We watched a crazy scene where two of the police officers were shouting at one another and almost came to blows in front of us, shoving each other hard in the chest. We had no idea what they were arguing about.
Every once in awhile, we would get pulled in again and someone else wanted to see the tape and ask more questions. There were frowns when they saw the images of the police on the tape, although the "good cop" said "no problem."
By early evening, still not knowing what was going on and now starting to demand information, one of the cops told us that the senior officer who needed to see the tape was not coming in until the morning. At every turn, there seemed to be one more person who had to see it before they would decide what to do with us. They all seemed scared to make a decision on their own, fearing it would be the wrong decision.

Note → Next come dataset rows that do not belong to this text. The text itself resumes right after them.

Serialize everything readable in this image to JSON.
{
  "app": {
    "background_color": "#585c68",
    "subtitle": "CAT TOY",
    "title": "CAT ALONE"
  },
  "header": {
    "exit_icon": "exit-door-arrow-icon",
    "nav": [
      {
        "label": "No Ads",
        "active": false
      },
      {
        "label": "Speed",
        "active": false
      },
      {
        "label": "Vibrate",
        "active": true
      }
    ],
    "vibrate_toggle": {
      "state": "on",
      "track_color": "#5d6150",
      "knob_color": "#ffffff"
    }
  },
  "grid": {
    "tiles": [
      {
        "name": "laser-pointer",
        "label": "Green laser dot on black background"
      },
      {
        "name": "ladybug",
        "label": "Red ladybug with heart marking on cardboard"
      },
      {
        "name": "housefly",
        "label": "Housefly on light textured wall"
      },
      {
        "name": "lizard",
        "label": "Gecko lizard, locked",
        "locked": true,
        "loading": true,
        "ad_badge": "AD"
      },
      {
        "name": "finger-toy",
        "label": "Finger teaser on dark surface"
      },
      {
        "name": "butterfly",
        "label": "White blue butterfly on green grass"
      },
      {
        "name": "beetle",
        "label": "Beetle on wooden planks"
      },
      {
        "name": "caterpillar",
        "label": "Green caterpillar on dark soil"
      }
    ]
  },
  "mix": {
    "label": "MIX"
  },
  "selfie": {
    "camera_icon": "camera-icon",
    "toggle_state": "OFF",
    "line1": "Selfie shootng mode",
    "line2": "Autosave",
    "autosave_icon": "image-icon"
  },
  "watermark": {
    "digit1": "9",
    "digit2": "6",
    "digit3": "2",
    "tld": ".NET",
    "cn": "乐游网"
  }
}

The police said they would allow us to leave (they knew exactly what hotel we were in), but they would hold onto the passports and we could come and get them first thing in the morning. I said I wasn't leaving without my passport, but they just shook their heads. We were assured that if we arrived at eight the next morning and showed the taped to the senior officer, we would be free to leave the country.
That didn't happen. When we arrived the next morning, there was no senior officer, and those who were there seemed angrier about the tape than the night before. I started demanding our passports and threatened to call the State Department. Talk about an empty threat!
When I finally did call, I got an operations officer on the all-night desk. I told him that I was an ABC correspondent, and that I was being detained along with my crew and that our passports had been confiscated.
The State Department representative said there was really nothing he could do because we don't have diplomatic relations, and said, "You know it is five in the morning here?" Gee ... sorry to bother you. I did ask him to please make sure that he took down my name and make a note that I was being held along with my crew (in case we were never heard from again!). He said OK. I later asked a senior state department official who saw all the daily cables and traffic if he every saw that mentioned, and he said, "No, nothing."
By the end of day two, we were being told the situation was serious and we had been taping illegally and that the situation would have to be looked at by yet another official. We were told that we would again have to come back the next day for our passports.
At this point, I took a chance, a big chance since I am a woman and didn't really know how it would play. In my best voice of indignation, I called the officer a liar. I told him that they had not been honest, that we had been told for two days that we would be given our passports and allowed to leave, and they had continually lied to us. I told him that we had to leave the country.
That little tirade at least made them stay later to deal with the bureaucracy of finding the right man to see the tape. To be honest, I am not sure what happened behind the scenes after that, but I know that two hours later, passport in hands, tape forever in Iranian hands, we left Tehran on the next flight out, and were very happy we did.